1.准备Hbase数据
在hbase中创建表
create 'mingxing',{NAME => 'base_info',VERSIONS => 1},{NAME => 'extra_info',VERSIONS => 1}
2.插入数据
put 'mingxing','rk001','base_info:name','huangbo'
put 'mingxing','rk001','base_info:age','33'
put 'mingxing','rk001','extra_info:math','44'
put 'mingxing','rk001','extra_info:province','beijing'
put 'mingxing','rk002','base_info:name','xuzheng'
put 'mingxing','rk002','base_info:age','44'
put 'mingxing','rk003','base_info:name','wangbaoqiang'
put 'mingxing','rk003','base_info:age','55'
put 'mingxing','rk003','base_info:gender','male'
put 'mingxing','rk004','extra_info:math','33'
put 'mingxing','rk004','extra_info:province','tianjin'
put 'mingxing','rk004','extra_info:children','3'
put 'mingxing','rk005','base_info:name','liutao'
put 'mingxing','rk006','extra_info:name','liujialing'
3.添加zk的访问路径
在hive中修改
set hbase.zookeeper.quorum=hadoop01:2181,hadoop02:2181,hadoop03:2181;
4.设置hbase在zk中的根目录
set zookeeper.znode.parent=/hbase;
5.添加jar包
将jar包添加到hive的classpath下
add jar /home/hadoop/apps/apache-hive-2.3.2-bin/lib/hive-hbase-handler-2.3.2.jar;
list jar|jars;
6.建表
-
serdeproperties:指定解析的属性
-
hbase.columns.mapping:指定对应关系
- base_info:解析hbase的整个base_info的列族
- :key:获取行健的值
-
tblproperties:指定表的属性
- hbase.table.name:指定需要解析的hbase的表名
6.1整个表的解析
create external table mingxing(rowkey string, base_info map<string, string>, extra_info
map<string, string>)
row format delimited fields terminated by '\t'
stored by 'org.apache.hadoop.hive.hbase.HBaseStorageHandler'
with serdeproperties ("hbase.columns.mapping" = ":key,base_info:,extra_info:")
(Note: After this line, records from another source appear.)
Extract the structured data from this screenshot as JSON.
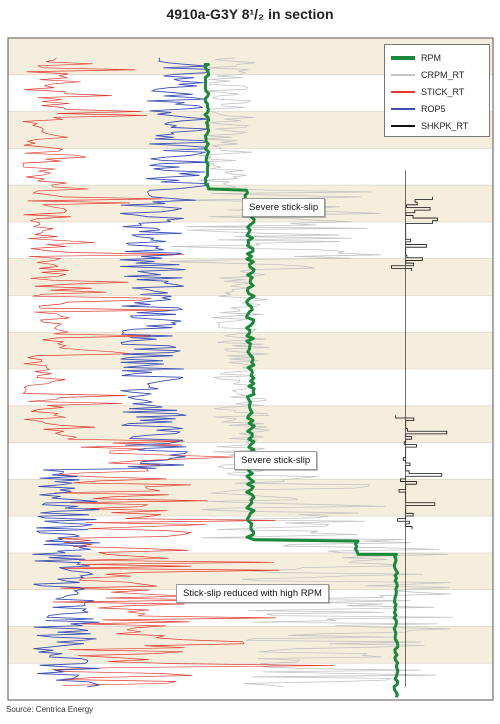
{
  "title": "4910a-G3Y 8¹/₂ in section",
  "source": "Source: Centrica Energy",
  "colors": {
    "band": "#f5eedd",
    "RPM": "#1a8a3a",
    "CRPM_RT": "#c4c4c4",
    "STICK_RT": "#e03a2f",
    "ROP5": "#3b4fb5",
    "SHKPK_RT": "#111111"
  },
  "legend": [
    {
      "name": "RPM",
      "color": "#1a8a3a",
      "weight": 4
    },
    {
      "name": "CRPM_RT",
      "color": "#c4c4c4",
      "weight": 2
    },
    {
      "name": "STICK_RT",
      "color": "#e03a2f",
      "weight": 2
    },
    {
      "name": "ROP5",
      "color": "#3b4fb5",
      "weight": 2
    },
    {
      "name": "SHKPK_RT",
      "color": "#111111",
      "weight": 2
    }
  ],
  "annotations": [
    {
      "id": "ann1",
      "text": "Severe stick-slip"
    },
    {
      "id": "ann2",
      "text": "Severe stick-slip"
    },
    {
      "id": "ann3",
      "text": "Stick-slip reduced with high RPM"
    }
  ],
  "chart_data": {
    "type": "line",
    "title": "4910a-G3Y 8¹/₂ in section",
    "orientation": "vertical-depth",
    "grid": true,
    "legend_position": "top-right",
    "depth_rows": 18,
    "series": [
      {
        "name": "RPM",
        "segments": [
          {
            "from": 0.0,
            "to": 0.23,
            "level": 0.41
          },
          {
            "from": 0.23,
            "to": 0.25,
            "level": 0.49
          },
          {
            "from": 0.25,
            "to": 0.76,
            "level": 0.5
          },
          {
            "from": 0.76,
            "to": 0.78,
            "level": 0.72
          },
          {
            "from": 0.78,
            "to": 1.0,
            "level": 0.8
          }
        ]
      },
      {
        "name": "CRPM_RT",
        "profile": [
          {
            "from": 0.0,
            "to": 0.23,
            "level": 0.45
          },
          {
            "from": 0.23,
            "to": 0.35,
            "level": 0.55
          },
          {
            "from": 0.35,
            "to": 0.67,
            "level": 0.48
          },
          {
            "from": 0.67,
            "to": 0.76,
            "level": 0.6
          },
          {
            "from": 0.76,
            "to": 1.0,
            "level": 0.7
          }
        ]
      },
      {
        "name": "STICK_RT",
        "profile": [
          {
            "from": 0.0,
            "to": 0.6,
            "level": 0.1
          },
          {
            "from": 0.6,
            "to": 1.0,
            "level": 0.3
          }
        ]
      },
      {
        "name": "ROP5",
        "profile": [
          {
            "from": 0.0,
            "to": 0.25,
            "level": 0.35
          },
          {
            "from": 0.25,
            "to": 0.65,
            "level": 0.3
          },
          {
            "from": 0.65,
            "to": 1.0,
            "level": 0.12
          }
        ]
      },
      {
        "name": "SHKPK_RT",
        "profile": [
          {
            "from": 0.24,
            "to": 0.35,
            "level": 0.85
          },
          {
            "from": 0.57,
            "to": 0.74,
            "level": 0.85
          }
        ]
      }
    ]
  }
}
tblproperties ("hbase.table.name" = "mingxing");
检查数据
select * from mingxing;
结果如下
mingxing.rowkey mingxing.base_info mingxing.extra_info
rk001 {"age":"33","name":"huangbo"} {"math":"44","province":"beijing"}
rk002 {"age":"44","name":"xuzheng"} {}
rk003 {"age":"55","gender":"male","name":"wangbaoqiang"} {}
rk004 {} {"children":"3","math":"33","province":"tianjin"}
rk005 {"name":"liutao"} {}
rk006 {} {"name":"liujialing"}
6.2解析部分字段
create external table mingxing01(rowkey string,name string,age string,province string)
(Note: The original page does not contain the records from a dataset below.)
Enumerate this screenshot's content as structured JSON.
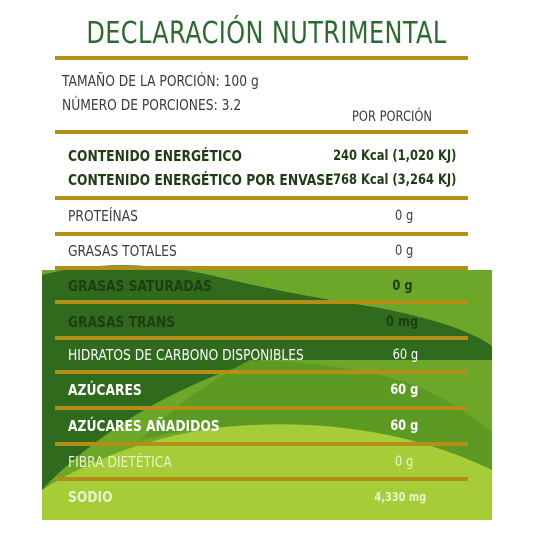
{
  "title": "DECLARACIÓN NUTRIMENTAL",
  "serving": {
    "size": "TAMAÑO DE LA PORCIÓN: 100 g",
    "count": "NÚMERO DE PORCIONES: 3.2"
  },
  "per_portion_header": "POR PORCIÓN",
  "energy": [
    {
      "label": "CONTENIDO ENERGÉTICO",
      "value": "240 Kcal (1,020 KJ)"
    },
    {
      "label": "CONTENIDO ENERGÉTICO POR ENVASE",
      "value": "768 Kcal (3,264 KJ)"
    }
  ],
  "nutrients": [
    {
      "label": "PROTEÍNAS",
      "value": "0 g"
    },
    {
      "label": "GRASAS TOTALES",
      "value": "0 g"
    },
    {
      "label": "GRASAS SATURADAS",
      "value": "0 g"
    },
    {
      "label": "GRASAS TRANS",
      "value": "0 mg"
    },
    {
      "label": "HIDRATOS DE CARBONO DISPONIBLES",
      "value": "60 g"
    },
    {
      "label": "AZÚCARES",
      "value": "60 g"
    },
    {
      "label": "AZÚCARES AÑADIDOS",
      "value": "60 g"
    },
    {
      "label": "FIBRA DIETÉTICA",
      "value": "0 g"
    },
    {
      "label": "SODIO",
      "value": "4,330 mg"
    }
  ],
  "colors": {
    "rule": "#b38f17",
    "title": "#2d6a2f",
    "green_dark": "#2f6a1d",
    "green_mid": "#5d9a24",
    "green_light": "#a6cc38"
  }
}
row format delimited fields terminated by '\t'
stored by 'org.apache.hadoop.hive.hbase.HBaseStorageHandler'
with serdeproperties ("hbase.columns.mapping" = ":key,base_info:name,base_info:age,extra_info:province")
tblproperties ("hbase.table.name" = "mingxing");
检查数据
select * from mingxing01;
结果如下
mingxing01.rowkey mingxing01.name mingxing01.age mingxing01.province
rk001 huangbo 33 beijing
rk002 xuzheng 44 NULL
rk003 wangbaoqiang 55 NULL
rk004 NULL NULL tianjin
rk005 liutao NULL NULL